Il diabete

Esistono diverse forme di diabete:
- da malnutrizione;
- gestazionale (in gravidanza): dopo la gravidanza può persistere o “scomparire”;
- insipido;
- mellito: si sente necessità di bere in continuazione per diluire gli zuccheri.
Noi abbiamo studiato in particolar modo il diabete mellito.

Il diabete mellito

Può essere:
1.Tipo I: DID o diabete insulino-dipendente (o giovanile). Abbiamo un’assoluta deficienza insulinica (causata da fattori genetici – cromosoma6- e ambientali – con innesco di un processo autoimmune contro le cellule produttrici di insulina). La glicemia resta sempre alta nel sangue per questo motivo occorre una terapia con la somministrazione di insulina nell’organismo.
2.Tipo II: NDID o diabete non insulino-dipendente (o senile). In questo caso l’insulina viene prodotta ma i recettori non la riconoscono quindi non viene utilizzata. Per questo motivo la terapia consiste, oltre che in una riduzione del peso e una regolare attività fisica, nella somministrazione di una pastiglia che “risvegli” i recettori in modo che essi riconoscano l’insulina. Questo tipo di diabete è tipico dell’età adulta ed è conseguenza di altre malattie quali obesità, ipercolesterolemia e ipertrigliceridemia.

Secondo alcune statistiche in Sardegna vi è un alto tasso di diabetici, vicino a quello della Finlandia. Sono state fatte diverse ipotesi, una di queste, anche se smentita, è stata l’autoimmunità causata dal latte vaccino.
Italia: 6-8 persone su 100.000
Sardegna: 30 persone su 100.000
Finlandia: 43 persone su 100.000
Le avvisaglie le diabete sono principalmente la polidipsia e la poliuria.

Glicemia

il valore normale è di 100 mg/L; se il valore supera i 140 mg/L il medico di base prescrive la curva glicemica o da carico che consiste nell’assunzione di 250ml di soluzione di glucosio. Vengono fatti un prelievo prima dell’assunzione, un secondo prelievo dopo un'ora, un terzo prelievo dopo un’altra ora e un quartoprelievo dopo altre due ore.

Terapia dietetica

Occorre introdurre una corretta terapia dietetica sia nel paziente DID che nel paziente NDID. La dieta per i diabetici è sostanzialmente come quella dei non diabetici. Il programma dietetico viene elaborato in base a:
1. Fabbisogno calorico del soggetto;
2. Si stabilisce in contenuto della dieta in protidi, glicidi, lipidi.

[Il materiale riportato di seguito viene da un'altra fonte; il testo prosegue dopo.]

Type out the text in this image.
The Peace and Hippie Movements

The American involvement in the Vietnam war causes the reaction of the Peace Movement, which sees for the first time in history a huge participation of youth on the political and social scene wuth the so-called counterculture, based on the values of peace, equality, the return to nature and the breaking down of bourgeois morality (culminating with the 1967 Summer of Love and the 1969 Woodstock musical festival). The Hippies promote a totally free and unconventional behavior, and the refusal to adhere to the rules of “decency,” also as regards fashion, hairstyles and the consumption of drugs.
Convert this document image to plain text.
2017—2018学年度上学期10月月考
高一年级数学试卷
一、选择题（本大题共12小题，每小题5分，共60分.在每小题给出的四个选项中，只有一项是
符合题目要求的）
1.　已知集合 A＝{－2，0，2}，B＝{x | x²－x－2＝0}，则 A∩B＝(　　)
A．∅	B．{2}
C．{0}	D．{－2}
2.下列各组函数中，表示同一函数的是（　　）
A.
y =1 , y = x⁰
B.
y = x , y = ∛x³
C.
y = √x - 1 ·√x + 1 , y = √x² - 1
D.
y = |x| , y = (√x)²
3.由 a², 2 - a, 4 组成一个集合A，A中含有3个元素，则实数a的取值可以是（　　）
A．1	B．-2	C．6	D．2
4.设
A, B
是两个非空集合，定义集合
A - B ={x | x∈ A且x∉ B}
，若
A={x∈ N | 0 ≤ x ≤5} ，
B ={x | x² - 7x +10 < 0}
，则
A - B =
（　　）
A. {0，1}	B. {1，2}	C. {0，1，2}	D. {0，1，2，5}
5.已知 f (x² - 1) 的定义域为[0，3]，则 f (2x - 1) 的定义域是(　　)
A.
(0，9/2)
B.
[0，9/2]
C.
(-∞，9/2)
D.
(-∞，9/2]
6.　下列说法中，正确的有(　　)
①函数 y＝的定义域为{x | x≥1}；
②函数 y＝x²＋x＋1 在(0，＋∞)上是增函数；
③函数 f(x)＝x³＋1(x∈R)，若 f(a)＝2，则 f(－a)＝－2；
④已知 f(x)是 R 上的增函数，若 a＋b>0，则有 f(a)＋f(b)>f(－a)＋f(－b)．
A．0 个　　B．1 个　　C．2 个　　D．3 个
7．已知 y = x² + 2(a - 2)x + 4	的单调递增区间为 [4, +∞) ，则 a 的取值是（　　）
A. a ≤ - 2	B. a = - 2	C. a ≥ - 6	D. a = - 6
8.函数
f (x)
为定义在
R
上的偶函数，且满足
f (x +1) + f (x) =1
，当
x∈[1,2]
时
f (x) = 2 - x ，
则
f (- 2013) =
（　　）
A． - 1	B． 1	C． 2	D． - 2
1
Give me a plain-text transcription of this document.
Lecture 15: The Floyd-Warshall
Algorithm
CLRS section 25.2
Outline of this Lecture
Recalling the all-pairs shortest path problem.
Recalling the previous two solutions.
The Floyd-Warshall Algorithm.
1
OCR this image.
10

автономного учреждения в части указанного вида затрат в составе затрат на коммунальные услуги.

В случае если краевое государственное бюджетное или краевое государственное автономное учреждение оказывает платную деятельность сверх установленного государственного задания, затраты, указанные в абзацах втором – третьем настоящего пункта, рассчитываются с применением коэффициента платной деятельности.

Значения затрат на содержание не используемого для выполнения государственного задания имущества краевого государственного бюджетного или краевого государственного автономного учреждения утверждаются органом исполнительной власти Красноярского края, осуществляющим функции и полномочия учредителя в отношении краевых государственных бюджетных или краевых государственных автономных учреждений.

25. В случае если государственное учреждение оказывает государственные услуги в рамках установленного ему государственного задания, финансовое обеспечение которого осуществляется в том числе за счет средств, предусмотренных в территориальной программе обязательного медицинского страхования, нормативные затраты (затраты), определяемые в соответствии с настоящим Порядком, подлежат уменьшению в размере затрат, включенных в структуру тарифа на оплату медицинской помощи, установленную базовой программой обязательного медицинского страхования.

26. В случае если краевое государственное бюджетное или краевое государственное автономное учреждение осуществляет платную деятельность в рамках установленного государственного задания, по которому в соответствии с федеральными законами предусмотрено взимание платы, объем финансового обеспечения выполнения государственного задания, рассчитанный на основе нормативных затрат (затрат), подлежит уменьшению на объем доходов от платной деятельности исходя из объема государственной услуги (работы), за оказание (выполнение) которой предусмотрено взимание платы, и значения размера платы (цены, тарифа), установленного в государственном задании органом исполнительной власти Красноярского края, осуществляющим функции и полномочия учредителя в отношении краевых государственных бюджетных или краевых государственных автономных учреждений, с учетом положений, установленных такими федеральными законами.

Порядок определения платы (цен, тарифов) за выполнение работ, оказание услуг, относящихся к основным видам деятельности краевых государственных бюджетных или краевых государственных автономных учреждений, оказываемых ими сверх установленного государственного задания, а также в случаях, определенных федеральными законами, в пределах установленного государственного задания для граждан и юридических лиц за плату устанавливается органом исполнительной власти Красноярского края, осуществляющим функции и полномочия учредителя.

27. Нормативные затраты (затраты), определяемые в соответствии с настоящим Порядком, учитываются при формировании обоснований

Protidi: (10-15%) bisogna evitare sia l’eccessiva restrizione proteica che diminuisce il deterioramento della filtrazione glomerulare, sia l’eccesso proteico, che aumenta il rischio di nefropatia;
Glicidi: (50-55%) i glicidi stimolano la produzione di insulina: una dieta a basso contenuto in glicidi favorisce la chetogenesi e l’iperlipidemia. La risposta glicemica varia in funzione sia della quantità, ma anche della natura del cibo, per questo è stata proposta una classificazione del cibo in base all’indice glicemico. I

Cibi a basso I.G. come pasta e riso integrali e legumi sono preferibili a quelli ad alto I.G. (pane, pasta e patate bollite). Occorre limitare i glicidi semplici per evitare rapide variazioni della glicemia e bisogna limitare al massimo l’alcool.
- Lipidi: (30%) la preferenza va a quelli di origine vegetale. Occorre limitare il consumo di uova per l’alto contenuto in colesterolo concentrato sul tuorlo. I grassi saturi non devono superare il 10% e i grassi mono e polinsaturi devono essere pari al 10%.
- Fibre: è utile l’apporto di fibra vegetale per ridurre i valori glicemici post-pasto.
- Vitamine: specialmente nell’anziano occorre integrare la dieta con vitamine B e C.
- Sale: uso limitato.
- Dolcificanti: il fruttosio va limitato perché viene convertito in glicogeno. L’aspartame è un ottimo dolcificante (anche se è cancerogeno!!!).
3. Suddivisione dei pasti:
- Localizzare i pasti in corrispondenza delle somministrazioni dei farmaci;
- Se si impiegano insuline ad azione intermedia o lenta è consigliabile fare 5-6 pasti al giorno;

- Sconsigliato il ricorso a prodotti dietetici speciali (perché si rischia di farne un abuso; . . . )
- Bevande alcoliche: possono favorire l’ipertrigliceridemia;
- Variare gli alimenti.

Bambino Diabetico: si consiglia di preparare piatti solo per lui per evitare che si senta “diverso”.